IEEE Experiments With Public Access to Its Literature

IEEE’s public-access-friendly attitude is starting to show results

5 September 2008

paIEEE’s public-access-friendly attitude is starting to show results. During the past few months, IEEE has announced a number of experiments that promise to provide free online access to some of its technical material. One is a collaboration with the Sponsoring Consortium for Open Access Publishing in Particle Physics, known as SCOAP3, which is made up of high-energy-physics organizations and their libraries. The group is working to give free online access to physics literature usually available only by subscription.

Another is a partnership between the IEEE Signal Processing Society and Connexions—which produces free Web-based educational materials—to develop an online repository on signal processing.
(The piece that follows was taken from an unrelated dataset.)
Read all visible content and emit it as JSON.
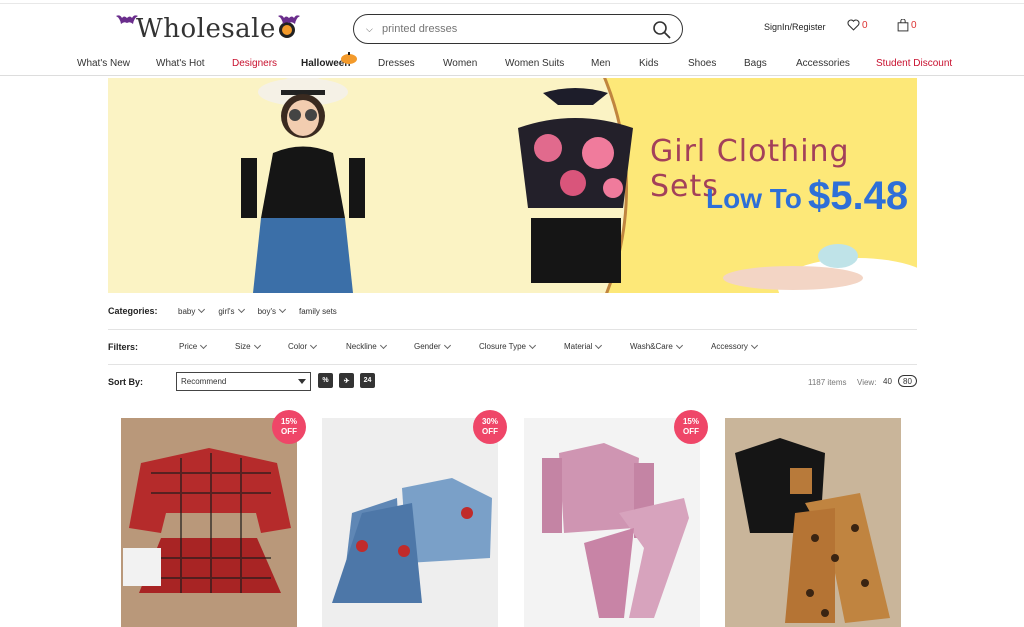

Still another approach involves a new online-only peer-reviewed journal on photonics in which authors can opt to make their articles available free of charge in exchange for paying an up-front publishing fee.

NEW MODELS The collaborations are the result of new policies the IEEE Board of Directors instituted last year that encourage organizational units to experiment with new ways to distribute their information. The initial policy statement, approved in June 2007, set the direction by encouraging societies and other units to explore new business models. Another policy, approved in November, is a set of principles providing guidelines for units that want to develop new publishing models [see “Principles of Scholarly Publishing”].

IEEE has always allowed authors to post articles on their personal or institutional Web sites where readers can access them for free. The publishing principles outline IEEE’s position on the larger topic of public access.

“IEEE’s Principles of Scholarly Publishing give us a platform from which to advocate our support of public access,” says John Baillieul, vice president, IEEE Publication Services and Products. The challenge, he says, “is how to do this in an economically viable way.”

Many in the academic research community are in favor of public access to scholarly publishing. According to Baillieul, the IEEE Board of Directors is sympathetic to some of these stands. In particular, he credits 2008 President-Elect John Vig with encouraging the organization to find ways to make its vast technical literature available as widely as possible.

SELF-SUPPORTING The Connexions and SCOAP3 partnerships got the green light from the Publication Services and Products Board because they will be financially self-sustaining, one of the key principles. Proposals from other IEEE societies were turned down because those societies did not develop business models that would cover the costs of providing free access.

The self-sustaining requirement allows IEEE to recover the costs of running a publishing operation that includes an automated peer-review system, converting manuscripts into an electronic format, and maintaining the IEEE Xplore digital library.

SCOAP3 will direct the money its institutional members pay for subscriptions to high-energy-physics journals toward article publishing fees of journals that give free online access to their material. Articles from the IEEE Transactions on Nuclear Science are slated to be among the first included once the program is launched next year.

Material developed by the Signal Processing Society and Connexions will be made available under a Creative Commons “attribution” license. The nonprofit organization enables authors to share their work, and offer it for free, while reserving some rights to it.

The IEEE Photonics Journal is scheduled to launch next year, covering photonics materials, engineered photonic structures, and nanophotonics. Authors can choose whether to offer free access to their articles. If so, IEEE will charge them a fee to recoup its publishing costs. Such papers will be identified in the journal’s table of contents.


Principles of Scholarly Publishing

These principles provide a framework to follow for IEEE units wanting to develop publishing models that could lead to public access.

  • Society benefits from the ability of scholarly publishers to launch, sustain, promote, and develop technical publications. Society also benefits from the commitment and experience that scholarly publishers bring to the challenge of archival preservation of electronic content to ensure the availability of published literature for future generations.
  • Society benefits from an objective and intellectually free scholarly publishing environment unfettered by censorship or bias based on personal, commercial, or government agendas.
  • Research results are enhanced by the quality-control system of peer review, which applies the knowledge of independent subject-matter experts to validate technical worthiness and scientific integrity and thus gain society’s confidence in the research.
  • Copyright and intellectual property rights of authors and publishers must be protected in any publishing activity, including those that involve government-mandated policies on access to government-sponsored research.
  • A value-added publishing process such as IEEE’s has operating costs that must be recouped. To perpetuate itself, then, scholarly publishing requires financial support from self‑sustaining business models. However, it is recognized that no single business model will fit the needs of the various scholarly communities.
  • All engineers, scientists, and other scholarly authors should have an equal opportunity to publish, regardless of their sources or levels of grant funding.
  • Government has a dual responsibility for funding new research and ensuring that research results are vetted and widely disseminated by organizations with the experience, infrastructure, and independence to provide the public with affordable and reliable access.
  • Not-for-profit scholarly publishers have an obligation to acquire and disseminate information for the benefit of the global public and to ensure that authors face no financial barriers to publishing their results.
  • Not-for-profit learned societies have the unique and overarching goal of conducting their activities, including publishing, not for the benefit of any individual or group but rather to provide services that benefit the global public both directly and indirectly.